高校生のときに聴いた「理想のチェロの音」

8. もっとも衝撃を受けたコンサートは?

上野 けっこう前ですが、高校生の頃に石川ミュージックアカデミーに行って、ジャン・ワンというチェリストのブラームスのドッペル・コンチェルト(ヴァイオリンとチェロのための協奏曲)を聴きました。そのときの彼の音が衝撃で、素晴らしくて、理想の音といえば彼の音を思い描くようにしています。

ブラームスのドッペル・コンチェルトは、バランス的にだいたいヴァイオリンがよく聞こえて、チェロは低音なのであまり聞こえないことが多いですが、彼のそのコンサートは逆でした。チェロが始まる1音目が、爆破ボタンを押したようなすごい音がしました。

——ジャン・ワンさんとはその後、何かコンタクトをとる機会などありましたか?

上野 そのときに講習会があって、マスタークラスを受けて、すごく勉強になりました。あとは、コンクールの審査員に彼がいらしたこともありました。
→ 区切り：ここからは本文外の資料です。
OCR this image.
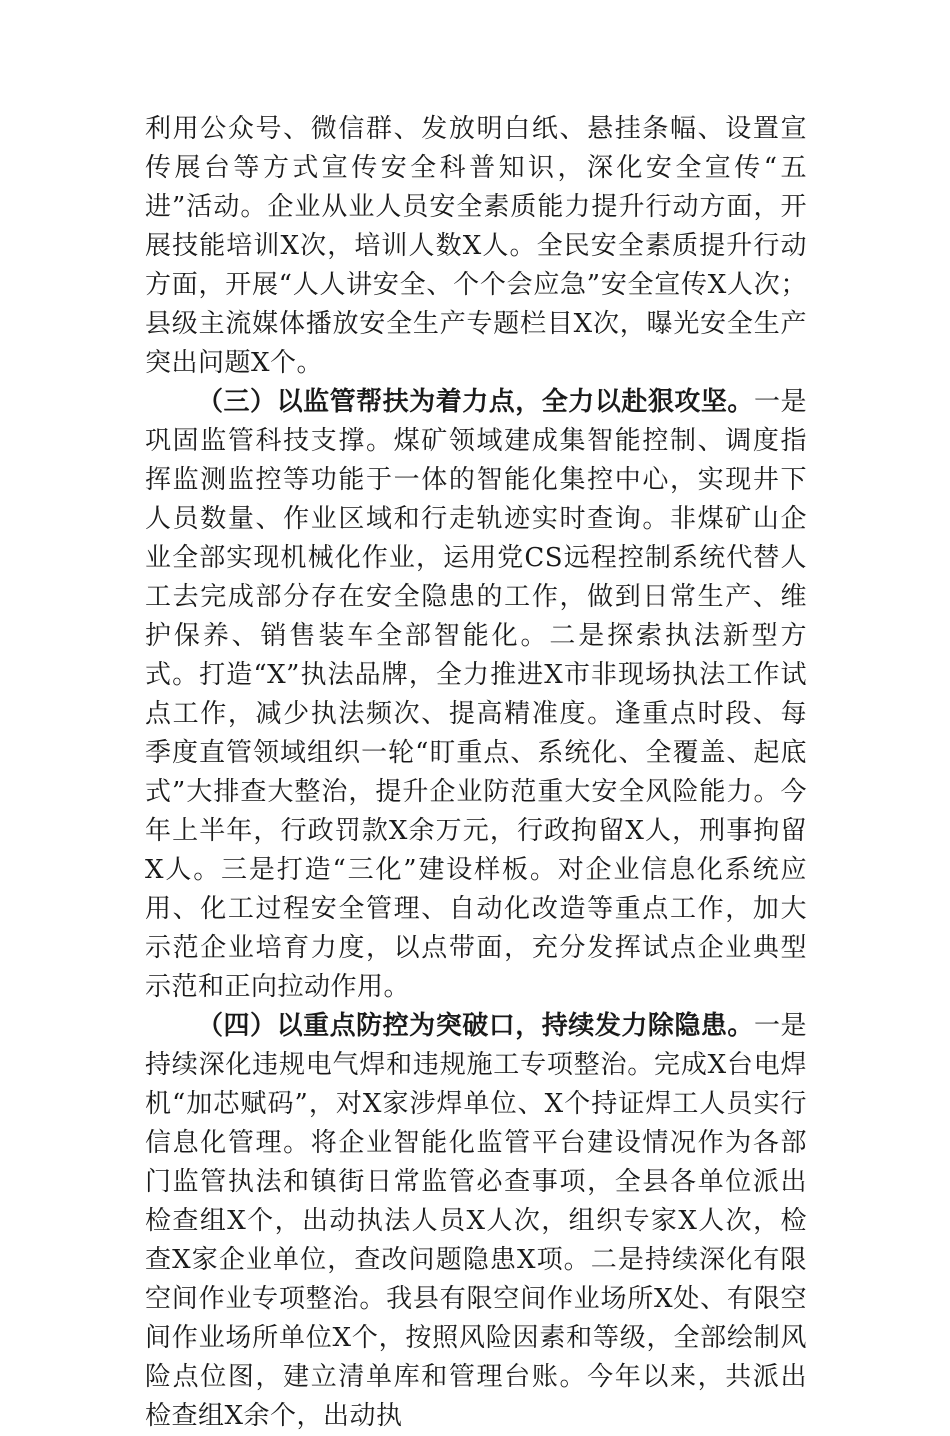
利用公众号、微信群、发放明白纸、悬挂条幅、设置宣传展台等方式宣传安全科普知识，深化安全宣传“五进”活动。企业从业人员安全素质能力提升行动方面，开展技能培训X次，培训人数X人。全民安全素质提升行动方面，开展“人人讲安全、个个会应急”安全宣传X人次；县级主流媒体播放安全生产专题栏目X次，曝光安全生产突出问题X个。

（三）以监管帮扶为着力点，全力以赴狠攻坚。一是巩固监管科技支撑。煤矿领域建成集智能控制、调度指挥监测监控等功能于一体的智能化集控中心，实现井下人员数量、作业区域和行走轨迹实时查询。非煤矿山企业全部实现机械化作业，运用党CS远程控制系统代替人工去完成部分存在安全隐患的工作，做到日常生产、维护保养、销售装车全部智能化。二是探索执法新型方式。打造“X”执法品牌，全力推进X市非现场执法工作试点工作，减少执法频次、提高精准度。逢重点时段、每季度直管领域组织一轮“盯重点、系统化、全覆盖、起底式”大排查大整治，提升企业防范重大安全风险能力。今年上半年，行政罚款X余万元，行政拘留X人，刑事拘留X人。三是打造“三化”建设样板。对企业信息化系统应用、化工过程安全管理、自动化改造等重点工作，加大示范企业培育力度，以点带面，充分发挥试点企业典型示范和正向拉动作用。

（四）以重点防控为突破口，持续发力除隐患。一是持续深化违规电气焊和违规施工专项整治。完成X台电焊机“加芯赋码”，对X家涉焊单位、X个持证焊工人员实行信息化管理。将企业智能化监管平台建设情况作为各部门监管执法和镇街日常监管必查事项，全县各单位派出检查组X个，出动执法人员X人次，组织专家X人次，检查X家企业单位，查改问题隐患X项。二是持续深化有限空间作业专项整治。我县有限空间作业场所X处、有限空间作业场所单位X个，按照风险因素和等级，全部绘制风险点位图，建立清单库和管理台账。今年以来，共派出检查组X余个，出动执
——マスタークラスで心に残っていることはありますか?

上野 彼は本当にイマジネーションが豊かで、音を色として捉えていたり、一つのフレーズで、最初は金色でそれが青く変わって……などすごく具体的にイメージしやすいように説明してくれました。あとは、「ここは冬に1匹の狼が唸っているところだ」などわかりやすく教えてくれたので、そういうことも考えながら弾いているんだなぁと勉強になりました。

9. 今まで弾いた中でいちばん思い出に残っている曲は?

上野 初めて弾いたコンチェルトであるラロと、ジュネーヴのコンクールで弾いたルトスワフスキのチェロ協奏曲です。